Understanding Distributed Systems Without a PhD

lesson
cap-theorem
consensus
eventual-consistency
replication
partitions
crdts ---# Understanding Distributed Systems Without a PhD

Topics: CAP theorem, consensus, eventual consistency, replication, partitions, CRDTs Level: L1–L2 (Foundations → Operations) Time: 60–75 minutes Prerequisites: None (academic concepts made practical)

The Mission¶

Your coworker says "we need to ensure strong consistency across all our microservices." Your CTO says "we should use eventual consistency for better availability." You nod knowingly. You have no idea what either of them means.

Distributed systems theory sounds academic, but it drives every real-world decision about databases, caches, message queues, and microservice architecture. This lesson translates the theory into practical understanding — what the terms actually mean, when they matter, and how to make the right tradeoff for your system.

The Fundamental Problem¶

You have data on two servers. A user writes to Server A. Another user reads from Server B. What does Server B return?

                Write: "balance = $100"
User 1 ────────────────────→ Server A
                              │
                              │ replication (takes time)
                              ↓
User 2 ←──── Read: balance = ? ── Server B

Three possible answers:

Answer	Name	Meaning
`$100` (latest)	Strong consistency	Server B waited for replication before answering
`$80` (stale)	Eventual consistency	Server B answered with what it had; will catch up later
Error	Consistent but unavailable	Server B refused to answer because it wasn't sure

Every distributed system makes this choice. There is no option that gives you "latest value, always available, and tolerant of network issues" simultaneously.

CAP Theorem: The Actual Constraint¶

Eric Brewer (2000) proved that during a network partition, a distributed system can provide at most two of three guarantees:

Consistency: Every read returns the most recent write
Availability: Every request gets a response
Partition tolerance: System continues operating despite network failures

Since network partitions DO happen in real systems, the practical choice is:

CP — During a partition, reject requests on the minority side (consistent but some requests fail). Example: etcd, ZooKeeper, PostgreSQL with synchronous replication.

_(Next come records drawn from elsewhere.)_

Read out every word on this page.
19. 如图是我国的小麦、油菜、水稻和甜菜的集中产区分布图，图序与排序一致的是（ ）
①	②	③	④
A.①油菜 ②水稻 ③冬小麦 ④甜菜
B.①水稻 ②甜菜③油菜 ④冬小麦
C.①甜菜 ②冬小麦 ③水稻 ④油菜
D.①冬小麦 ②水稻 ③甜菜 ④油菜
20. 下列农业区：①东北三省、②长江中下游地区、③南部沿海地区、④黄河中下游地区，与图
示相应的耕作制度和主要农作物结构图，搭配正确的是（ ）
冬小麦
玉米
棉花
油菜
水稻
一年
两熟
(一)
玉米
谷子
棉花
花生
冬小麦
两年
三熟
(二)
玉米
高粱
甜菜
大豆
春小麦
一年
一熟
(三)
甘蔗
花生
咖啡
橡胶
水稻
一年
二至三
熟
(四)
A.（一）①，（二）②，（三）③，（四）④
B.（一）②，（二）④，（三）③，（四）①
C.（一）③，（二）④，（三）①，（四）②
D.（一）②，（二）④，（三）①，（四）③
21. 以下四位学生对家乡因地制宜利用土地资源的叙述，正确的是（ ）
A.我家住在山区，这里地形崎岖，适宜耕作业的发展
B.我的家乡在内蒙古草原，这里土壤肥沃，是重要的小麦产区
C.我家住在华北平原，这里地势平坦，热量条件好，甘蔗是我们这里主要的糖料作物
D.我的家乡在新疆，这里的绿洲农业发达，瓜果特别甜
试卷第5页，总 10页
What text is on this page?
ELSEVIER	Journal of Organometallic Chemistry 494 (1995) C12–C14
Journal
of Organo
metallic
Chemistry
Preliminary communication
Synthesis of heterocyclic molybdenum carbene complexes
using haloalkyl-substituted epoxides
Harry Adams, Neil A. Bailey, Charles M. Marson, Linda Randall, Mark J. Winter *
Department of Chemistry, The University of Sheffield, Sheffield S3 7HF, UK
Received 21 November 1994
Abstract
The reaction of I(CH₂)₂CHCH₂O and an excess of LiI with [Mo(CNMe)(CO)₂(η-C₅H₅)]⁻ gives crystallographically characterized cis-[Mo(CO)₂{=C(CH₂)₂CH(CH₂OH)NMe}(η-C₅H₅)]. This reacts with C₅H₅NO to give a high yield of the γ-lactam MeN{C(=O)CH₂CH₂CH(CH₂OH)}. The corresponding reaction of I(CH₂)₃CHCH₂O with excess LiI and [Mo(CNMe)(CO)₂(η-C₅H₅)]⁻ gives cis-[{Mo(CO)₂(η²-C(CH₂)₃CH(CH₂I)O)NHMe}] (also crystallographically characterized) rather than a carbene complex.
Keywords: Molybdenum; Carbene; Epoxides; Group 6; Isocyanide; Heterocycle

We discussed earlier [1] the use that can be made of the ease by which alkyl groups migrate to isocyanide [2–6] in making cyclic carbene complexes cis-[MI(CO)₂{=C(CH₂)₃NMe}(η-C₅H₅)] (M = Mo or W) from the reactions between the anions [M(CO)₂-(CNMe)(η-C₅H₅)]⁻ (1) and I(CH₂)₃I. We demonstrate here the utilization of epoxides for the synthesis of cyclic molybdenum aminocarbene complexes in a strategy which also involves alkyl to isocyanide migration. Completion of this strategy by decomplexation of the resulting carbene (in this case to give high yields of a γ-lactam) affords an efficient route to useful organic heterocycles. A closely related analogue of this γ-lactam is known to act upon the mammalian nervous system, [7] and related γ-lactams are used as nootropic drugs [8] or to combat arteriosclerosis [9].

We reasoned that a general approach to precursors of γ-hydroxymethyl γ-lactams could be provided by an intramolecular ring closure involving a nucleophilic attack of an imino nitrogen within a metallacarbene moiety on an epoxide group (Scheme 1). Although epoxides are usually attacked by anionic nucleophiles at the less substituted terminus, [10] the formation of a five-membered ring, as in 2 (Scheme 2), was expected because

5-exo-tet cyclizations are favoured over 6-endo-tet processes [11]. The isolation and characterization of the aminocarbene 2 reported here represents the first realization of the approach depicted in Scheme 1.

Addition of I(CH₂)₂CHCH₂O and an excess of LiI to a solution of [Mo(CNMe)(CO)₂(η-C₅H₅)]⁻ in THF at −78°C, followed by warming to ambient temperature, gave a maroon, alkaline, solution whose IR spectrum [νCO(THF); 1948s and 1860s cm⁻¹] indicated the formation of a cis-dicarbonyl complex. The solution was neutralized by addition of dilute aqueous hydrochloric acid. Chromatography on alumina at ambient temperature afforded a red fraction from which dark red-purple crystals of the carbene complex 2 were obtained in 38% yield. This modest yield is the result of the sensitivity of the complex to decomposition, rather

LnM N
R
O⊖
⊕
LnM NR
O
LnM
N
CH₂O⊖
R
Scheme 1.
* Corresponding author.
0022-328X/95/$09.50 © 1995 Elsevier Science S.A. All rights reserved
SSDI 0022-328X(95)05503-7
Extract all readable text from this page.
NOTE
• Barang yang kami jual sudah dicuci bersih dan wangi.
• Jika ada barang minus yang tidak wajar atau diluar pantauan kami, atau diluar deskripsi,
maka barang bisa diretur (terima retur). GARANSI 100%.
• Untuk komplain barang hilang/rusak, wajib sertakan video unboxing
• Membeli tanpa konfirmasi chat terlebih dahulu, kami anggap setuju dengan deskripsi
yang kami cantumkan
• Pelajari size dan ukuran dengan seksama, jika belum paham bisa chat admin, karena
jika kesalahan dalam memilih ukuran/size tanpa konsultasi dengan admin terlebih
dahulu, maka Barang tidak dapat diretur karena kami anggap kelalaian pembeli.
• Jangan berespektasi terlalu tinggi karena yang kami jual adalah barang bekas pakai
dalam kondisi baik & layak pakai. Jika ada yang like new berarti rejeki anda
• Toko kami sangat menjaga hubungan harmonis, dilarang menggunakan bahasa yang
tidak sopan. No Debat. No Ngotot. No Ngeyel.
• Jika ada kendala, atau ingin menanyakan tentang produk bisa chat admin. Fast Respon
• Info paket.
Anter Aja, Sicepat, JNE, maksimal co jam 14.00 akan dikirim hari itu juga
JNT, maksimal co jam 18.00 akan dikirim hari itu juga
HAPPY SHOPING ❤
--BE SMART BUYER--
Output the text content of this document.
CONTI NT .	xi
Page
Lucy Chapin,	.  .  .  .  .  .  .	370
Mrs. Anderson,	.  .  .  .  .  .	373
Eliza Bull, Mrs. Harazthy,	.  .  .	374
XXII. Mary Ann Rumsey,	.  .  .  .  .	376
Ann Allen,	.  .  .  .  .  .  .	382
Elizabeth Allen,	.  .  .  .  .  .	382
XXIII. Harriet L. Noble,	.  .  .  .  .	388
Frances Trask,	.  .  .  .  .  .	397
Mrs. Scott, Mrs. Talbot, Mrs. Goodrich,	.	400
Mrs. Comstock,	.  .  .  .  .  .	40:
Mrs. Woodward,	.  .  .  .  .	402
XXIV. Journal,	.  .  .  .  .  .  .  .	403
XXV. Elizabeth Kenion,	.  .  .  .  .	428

AP — During a partition, serve requests on both sides (available but might return stale data). Example: Cassandra, DynamoDB, DNS.

Mental Model: Imagine two bank branches with a shared ledger. The phone line between them goes down. CP: both branches stop accepting deposits until the line is restored (no incorrect balances, but some customers can't bank). AP: both branches keep accepting deposits using their local ledger (all customers can bank, but the books might not match when the line comes back).

Gotcha: "CA" (consistent + available, not partition-tolerant) sounds attractive but is meaningless in distributed systems. If you don't tolerate partitions, you're running on a single server — not a distributed system. Network partitions are not optional; they're a fact of physics.

Consensus: How Nodes Agree¶

When multiple nodes need to agree on a value (who's the leader? what's the latest state?), they use a consensus algorithm. The most common:

Raft (etcd, Consul)¶

A leader is elected by majority vote. The leader handles all writes. Followers replicate. If the leader dies, a new election happens.

Node A (leader):  Receives write → replicates to B and C → waits for majority ack → commits
Node B (follower): Receives replication → acknowledges → applies
Node C (follower): Receives replication → acknowledges → applies

Requires a majority (quorum) to operate. With 3 nodes, needs 2. With 5, needs 3.

Paxos (Google Spanner, Chubby)¶

Theoretical predecessor to Raft. Same guarantees, much harder to understand and implement. Leslie Lamport published it in 1998; it took years for practical implementations to appear. Raft (2014) was explicitly designed to be "understandable Paxos."

Trivia: Lamport originally described Paxos using a metaphor about Greek parliament on the island of Paxos. The paper was rejected for years because reviewers found the metaphor confusing. He resubmitted it with a more conventional presentation and it was accepted. The algorithm is the same; only the storytelling changed.

Eventual Consistency: Not as Scary as It Sounds¶

Eventually consistent means: if no new writes occur, all replicas will eventually converge to the same value. The "eventually" is usually milliseconds to seconds.

Write to Server A: balance = $100
  t+0ms:   Server A has $100, Server B has $80 (stale)
  t+5ms:   Replication arrives at Server B
  t+5ms:   Server A has $100, Server B has $100 (consistent)

For most web applications, 5ms of staleness is completely acceptable. You don't need strong consistency for: - Social media feeds (seeing a post 5ms late is fine) - Product catalogs (price update propagates in seconds) - Analytics dashboards (real-time = "within a few seconds") - DNS (TTL-based caching is the original eventual consistency)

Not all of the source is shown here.